A rank-and-file city council specialist and a minister are both formally "female officials." However, until this week, both operated under identical martial law restrictions on crossing the border. The Cabinet of Ministers recognized this equality as excessive.
What the government decided
The Cabinet of Ministers canceled restrictions on exit for female employees of state authorities, local governments, state enterprises, and other designated institutions. Prime Minister Yulia Svyrydenko announced the decision. Restrictions remain only for the highest state officials and heads of key government bodies — those whose absence directly affects the continuity of state operations.

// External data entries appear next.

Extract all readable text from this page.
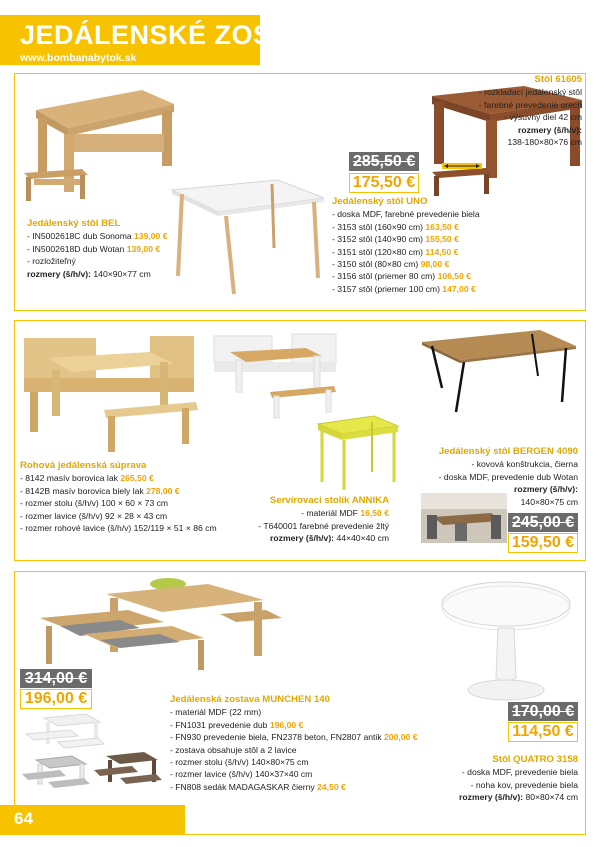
JEDÁLENSKÉ ZOSTAVY
www.bombanabytok.sk
Stôl 61605
- rozkladací jedálenský stôl
- farebné prevedenie orech
- výsuvný diel 42 cm
rozmery (š/h/v):
138-180×80×76 cm
285,50 €
175,50 €
Jedálenský stôl BEL
- IN5002618C dub Sonoma 139,00 €
- IN5002618D dub Wotan 139,00 €
- rozložiteľný
rozmery (š/h/v): 140×90×77 cm
Jedálenský stôl UNO
- doska MDF, farebné prevedenie biela
- 3153 stôl (160×90 cm) 163,50 €
- 3152 stôl (140×90 cm) 155,50 €
- 3151 stôl (120×80 cm) 114,50 €
- 3150 stôl (80×80 cm) 98,00 €
- 3156 stôl (priemer 80 cm) 106,50 €
- 3157 stôl (priemer 100 cm) 147,00 €
Rohová jedálenská súprava
- 8142 masív borovica lak 265,50 €
- 8142B masív borovica biely lak 278,00 €
- rozmer stolu (š/h/v) 100 × 60 × 73 cm
- rozmer lavice (š/h/v) 92 × 28 × 43 cm
- rozmer rohové lavice (š/h/v) 152/119 × 51 × 86 cm
Servírovací stolík ANNIKA
- materiál MDF 16,50 €
- T640001 farebné prevedenie žltý
rozmery (š/h/v): 44×40×40 cm
Jedálenský stôl BERGEN 4090
- kovová konštrukcia, čierna
- doska MDF, prevedenie dub Wotan
rozmery (š/h/v):
140×80×75 cm
245,00 €
159,50 €
314,00 €
196,00 €	Jedálenská zostava MUNCHEN 140
- materiál MDF (22 mm)
- FN1031 prevedenie dub 196,00 €
- FN930 prevedenie biela, FN2378 beton, FN2807 antik 200,00 €
- zostava obsahuje stôl a 2 lavice
- rozmer stolu (š/h/v) 140×80×75 cm
- rozmer lavice (š/h/v) 140×37×40 cm
- FN808 sedák MADAGASKAR čierny 24,50 €
170,00 €
114,50 €
Stôl QUATRO 3158
- doska MDF, prevedenie biela
- noha kov, prevedenie biela
rozmery (š/h/v): 80×80×74 cm
64
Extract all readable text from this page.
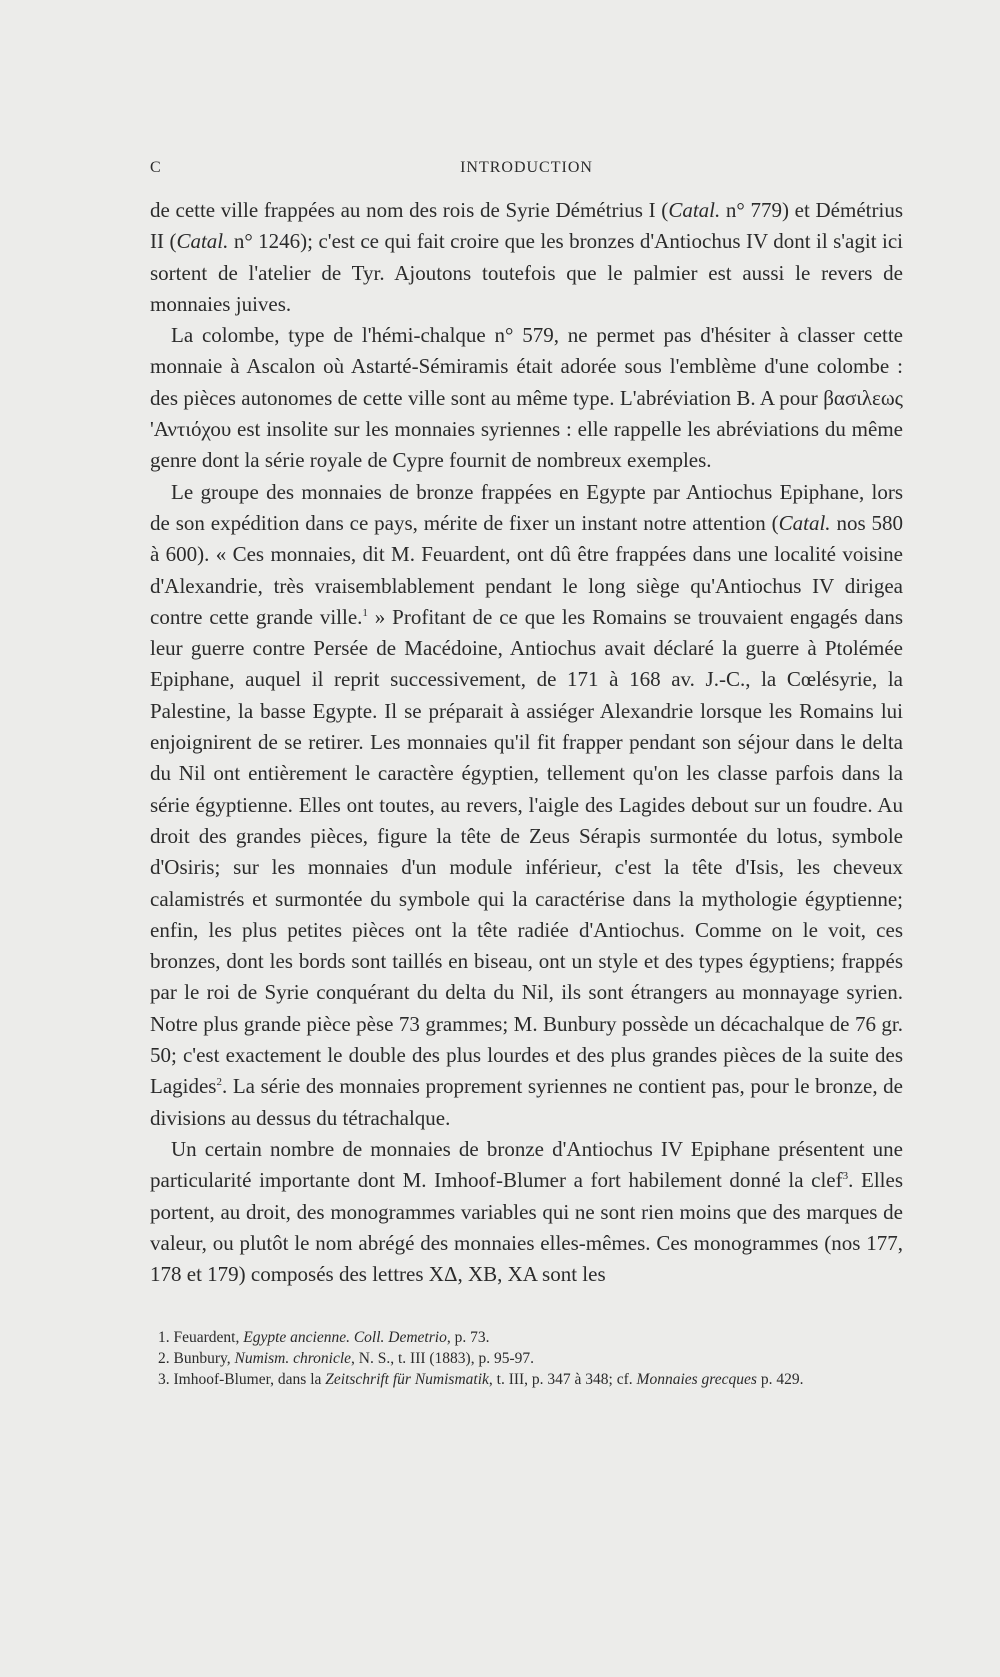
C	INTRODUCTION

de cette ville frappées au nom des rois de Syrie Démétrius I (Catal. n° 779) et Démétrius II (Catal. n° 1246); c'est ce qui fait croire que les bronzes d'Antiochus IV dont il s'agit ici sortent de l'atelier de Tyr. Ajoutons toutefois que le palmier est aussi le revers de monnaies juives.

La colombe, type de l'hémi-chalque n° 579, ne permet pas d'hésiter à classer cette monnaie à Ascalon où Astarté-Sémiramis était adorée sous l'emblème d'une colombe : des pièces autonomes de cette ville sont au même type. L'abréviation B. A pour βασιλεως 'Αντιόχου est insolite sur les monnaies syriennes : elle rappelle les abréviations du même genre dont la série royale de Cypre fournit de nombreux exemples.

Le groupe des monnaies de bronze frappées en Egypte par Antiochus Epiphane, lors de son expédition dans ce pays, mérite de fixer un instant notre attention (Catal. nos 580 à 600). « Ces monnaies, dit M. Feuardent, ont dû être frappées dans une localité voisine d'Alexandrie, très vraisemblablement pendant le long siège qu'Antiochus IV dirigea contre cette grande ville.$^1$ » Profitant de ce que les Romains se trouvaient engagés dans leur guerre contre Persée de Macédoine, Antiochus avait déclaré la guerre à Ptolémée Epiphane, auquel il reprit successivement, de 171 à 168 av. J.-C., la Cœlésyrie, la Palestine, la basse Egypte. Il se préparait à assiéger Alexandrie lorsque les Romains lui enjoignirent de se retirer. Les monnaies qu'il fit frapper pendant son séjour dans le delta du Nil ont entièrement le caractère égyptien, tellement qu'on les classe parfois dans la série égyptienne. Elles ont toutes, au revers, l'aigle des Lagides debout sur un foudre. Au droit des grandes pièces, figure la tête de Zeus Sérapis surmontée du lotus, symbole d'Osiris; sur les monnaies d'un module inférieur, c'est la tête d'Isis, les cheveux calamistrés et surmontée du symbole qui la caractérise dans la mythologie égyptienne; enfin, les plus petites pièces ont la tête radiée d'Antiochus. Comme on le voit, ces bronzes, dont les bords sont taillés en biseau, ont un style et des types égyptiens; frappés par le roi de Syrie conquérant du delta du Nil, ils sont étrangers au monnayage syrien. Notre plus grande pièce pèse 73 grammes; M. Bunbury possède un décachalque de 76 gr. 50; c'est exactement le double des plus lourdes et des plus grandes pièces de la suite des Lagides$^2$. La série des monnaies proprement syriennes ne contient pas, pour le bronze, de divisions au dessus du tétrachalque.

Un certain nombre de monnaies de bronze d'Antiochus IV Epiphane présentent une particularité importante dont M. Imhoof-Blumer a fort habilement donné la clef$^3$. Elles portent, au droit, des monogrammes variables qui ne sont rien moins que des marques de valeur, ou plutôt le nom abrégé des monnaies elles-mêmes. Ces monogrammes (nos 177, 178 et 179) composés des lettres XΔ, XB, XA sont les

1. Feuardent, Egypte ancienne. Coll. Demetrio, p. 73.

2. Bunbury, Numism. chronicle, N. S., t. III (1883), p. 95-97.

3. Imhoof-Blumer, dans la Zeitschrift für Numismatik, t. III, p. 347 à 348; cf. Monnaies grecques p. 429.
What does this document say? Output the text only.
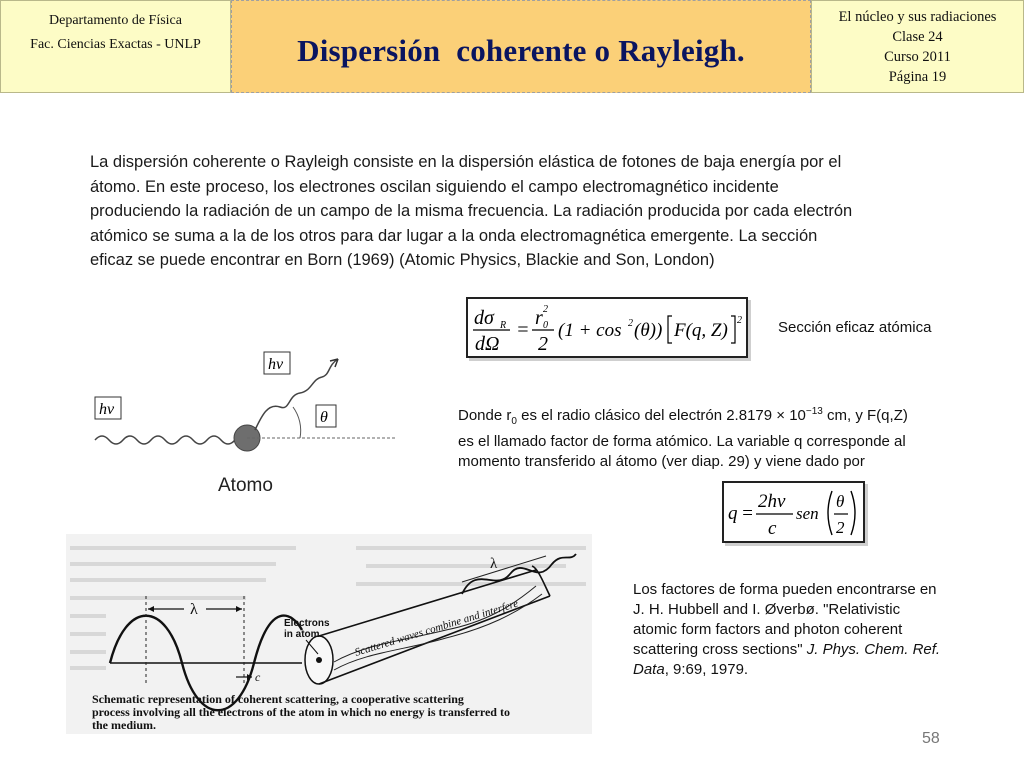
Departamento de Física
Fac. Ciencias Exactas - UNLP	Dispersión  coherente o Rayleigh.
El núcleo y sus radiaciones
Clase 24
Curso 2011
Página 19
La dispersión coherente o Rayleigh consiste en la dispersión elástica de fotones de baja energía por el
átomo. En este proceso, los electrones oscilan siguiendo el campo electromagnético incidente
produciendo la radiación de un campo de la misma frecuencia. La radiación producida por cada electrón
atómico se suma a la de los otros para dar lugar a la onda electromagnética emergente. La sección
eficaz se puede encontrar en Born (1969) (Atomic Physics, Blackie and Son, London)
dσ R
dΩ
=
r 0
2
2
(1 + cos 2 (θ)) F(q, Z) 2 Sección eficaz atómica
hν
hν
θ
Atomo
Donde $r_0$ es el radio clásico del electrón $2.8179 \times 10^{-13}$ cm, y F(q,Z)
es el llamado factor de forma atómico. La variable q corresponde al
momento transferido al átomo (ver diap. 29) y viene dado por
q =
2hν
c
sen
θ
2
λ
c
Scattered waves combine and interfere
λ
Electrons
in atom
Schematic representation of coherent scattering, a cooperative scattering
process involving all the electrons of the atom in which no energy is transferred to
the medium.
Los factores de forma pueden encontrarse en
J. H. Hubbell and I. Øverbø. "Relativistic
atomic form factors and photon coherent
scattering cross sections" J. Phys. Chem. Ref.
Data, 9:69, 1979.
58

"To ensure the continuous operation of the state" — this is exactly how the Cabinet explains the preservation of exit restrictions for senior leadership.
Glavkom
How this happened in stages
The current decision is not a sudden move. According to Glavkom, back in September 2025, the Cabinet lifted the ban on female deputies of local councils — regional, city, district, municipal, and village councils (except those who are local government officials). The current decision extends liberalization to a much broader circle.
In parallel, starting March 2026, simplified exit procedures for conscripted men came into effect — meaning the easing of movement restrictions is happening systematically, not in isolated cases.
Why restrictions existed for women in the first place
Since the beginning of the full-scale invasion, women in Ukraine have not been subject to the general exit ban. However, as lawyer Yaroslav Khlivnyi explained in comments to RBC-Ukraine, separate categories — holders of government positions, heads of central authorities, and their deputies — faced special restrictions. The logic: not mobilization-based, but administrative — to protect the state apparatus from staffing gaps at a critical moment.
- Female military personnel under contract are equated with conscripted men — restrictions remain in place for them.
- Senior state leadership — ministers, heads of central bodies — are not covered by the new decision.
- A broad circle of mid-level and lower-ranking civil servants — now have the freedom to cross the border without additional permission.
In effect, the government drew a distinction between positions essential to state functioning and the rest — and lifted restrictions precisely from the "rest." The question that remains open: where is the line between a "key government body" and an ordinary state enterprise — and who determines this line and by what criteria, if tomorrow the list of "key" bodies suddenly expands.